If you've ever tried to give someone directions for how you made a polymer clay project, you probably ran into that question: "What pasta machine setting did you use?"
It's not an easy question to answer. First of all, various pasta machine brands have different settings.
- Some have #1 as the thickest setting.
- Some have #1 as the thinnest setting.
- Some have 9 settings.
- Some only have 6. (Is my Atlas 150 the only one that just has 6, by the way? Is it just a really old model?)
Aside from all that, it can just be darn hard to remember what setting you used. Oftentimes for me, I kept going til my sheet was big enough for whatever it was I was covering, without regard to how thin it ended up.
Just in case you ever find yourself in the same boat, here's a quick project that may help you tell (after the fact) what setting you used.
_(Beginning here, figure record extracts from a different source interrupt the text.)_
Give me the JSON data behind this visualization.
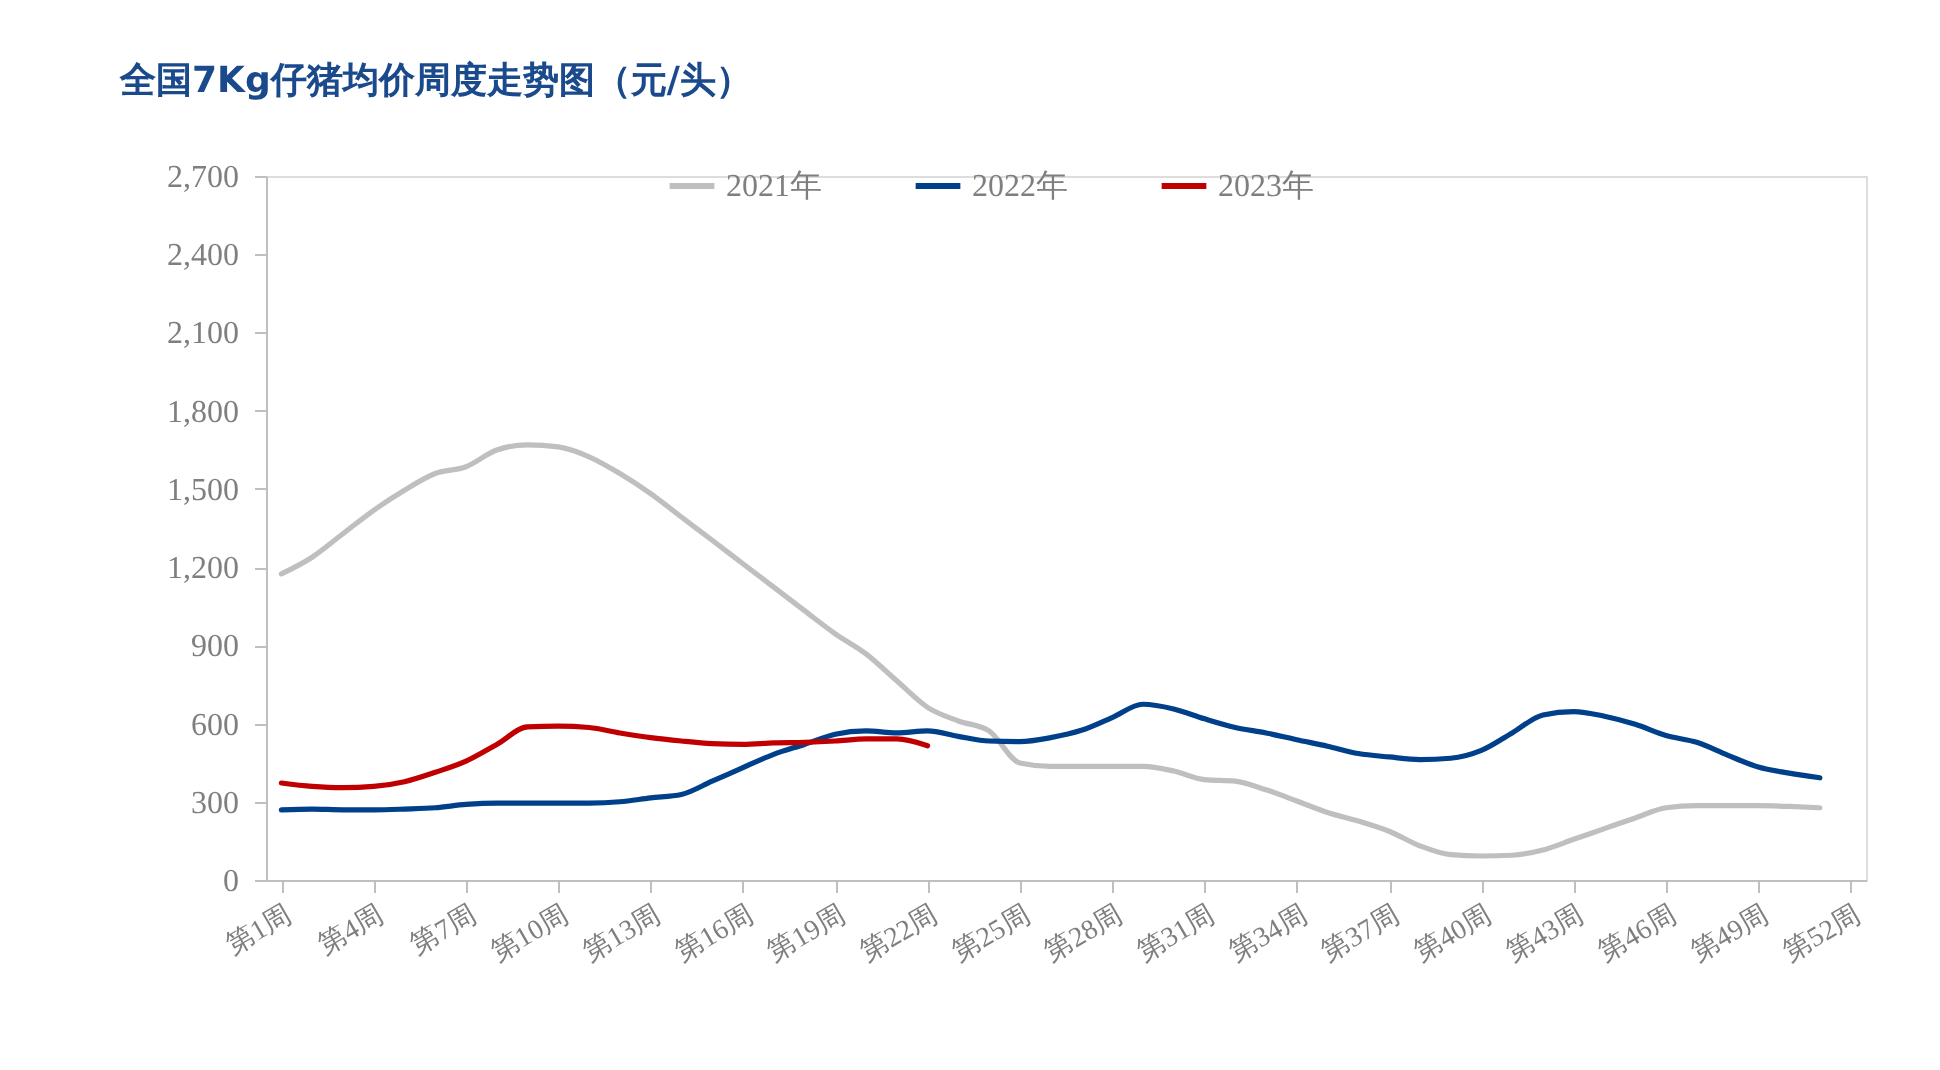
{
  "chart_data": {
    "type": "line",
    "title": "全国7Kg仔猪均价周度走势图（元/头）",
    "categories": [
      "第1周",
      null,
      null,
      "第4周",
      null,
      null,
      "第7周",
      null,
      null,
      "第10周",
      null,
      null,
      "第13周",
      null,
      null,
      "第16周",
      null,
      null,
      "第19周",
      null,
      null,
      "第22周",
      null,
      null,
      "第25周",
      null,
      null,
      "第28周",
      null,
      null,
      "第31周",
      null,
      null,
      "第34周",
      null,
      null,
      "第37周",
      null,
      null,
      "第40周",
      null,
      null,
      "第43周",
      null,
      null,
      "第46周",
      null,
      null,
      "第49周",
      null,
      null,
      "第52周"
    ],
    "series": [
      {
        "name": "2021年",
        "color": "#bfbfbf",
        "values": [
          1174,
          1238,
          1328,
          1418,
          1495,
          1559,
          1585,
          1649,
          1669,
          1661,
          1623,
          1559,
          1482,
          1392,
          1303,
          1213,
          1123,
          1033,
          944,
          867,
          764,
          662,
          610,
          572,
          449,
          436,
          436,
          436,
          436,
          418,
          385,
          379,
          346,
          303,
          259,
          226,
          187,
          131,
          97,
          92,
          95,
          115,
          156,
          197,
          238,
          277,
          285,
          285,
          285,
          282,
          277,
          null
        ]
      },
      {
        "name": "2022年",
        "color": "#003f8a",
        "values": [
          269,
          272,
          269,
          269,
          272,
          277,
          290,
          295,
          295,
          295,
          295,
          300,
          315,
          328,
          379,
          431,
          482,
          520,
          559,
          572,
          564,
          572,
          551,
          533,
          531,
          546,
          574,
          623,
          674,
          656,
          618,
          585,
          564,
          538,
          513,
          485,
          472,
          462,
          467,
          497,
          564,
          633,
          646,
          628,
          597,
          554,
          528,
          479,
          433,
          410,
          392,
          null
        ]
      },
      {
        "name": "2023年",
        "color": "#c00000",
        "values": [
          372,
          359,
          354,
          359,
          377,
          413,
          456,
          520,
          587,
          590,
          585,
          564,
          546,
          533,
          523,
          520,
          526,
          528,
          533,
          541,
          541,
          515,
          null,
          null,
          null,
          null,
          null,
          null,
          null,
          null,
          null,
          null,
          null,
          null,
          null,
          null,
          null,
          null,
          null,
          null,
          null,
          null,
          null,
          null,
          null,
          null,
          null,
          null,
          null,
          null,
          null,
          null
        ]
      }
    ],
    "ylim": [
      0,
      2700
    ],
    "yticks": [
      0,
      300,
      600,
      900,
      {
        "value": 1200,
        "label": "1,200"
      },
      {
        "value": 1500,
        "label": "1,500"
      },
      {
        "value": 1800,
        "label": "1,800"
      },
      {
        "value": 2100,
        "label": "2,100"
      },
      {
        "value": 2400,
        "label": "2,400"
      },
      {
        "value": 2700,
        "label": "2,700"
      }
    ],
    "grid": false,
    "legend": "top",
    "marker": "none",
    "line_style": "solid"
  }
}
It can also be useful for comparing two different machines &mash; for example, to help tell your friend with a Makins machine what setting she should use to match your Atlas's #2 setting. Or if you're trying to plan a project that requires a specific thickness, you can use these disks to find the perfect one.
- polymer clay
- pasta machine
- cookie cutter
- number rubber stamps or needle tool
- drinking straw for poking hole (optional)
- Condition clay. Roll it out to the thickest setting of your pasta machine.
- Use a cookie cutter to cut out a disk from this setting.
- Use a number stamp to mark it with the number of the pasta machine setting this disk matches up to. (If you don't have number stamps, you could carve the number with a needle tool.)
- Repeat for each setting on your pasta machine. If you want, you can poke a hole in the corner of each disk before baking. After baking, thread book rings or yarn through the holes to keep the disks together.
- If you're making several cheat sheets, use a different color of clay for each pasta machine to avoid any mix-ups. Use a Prismacolor marker to write the brand of the pasta machine on the back of the thickest disk.
- If you need to have accurate measurements, you could write the actual thickness of each disk on the back with a marker.
Now when someone asks you what pasta machine setting you used, you can just compare your project's thickness to each disk til you find the right one.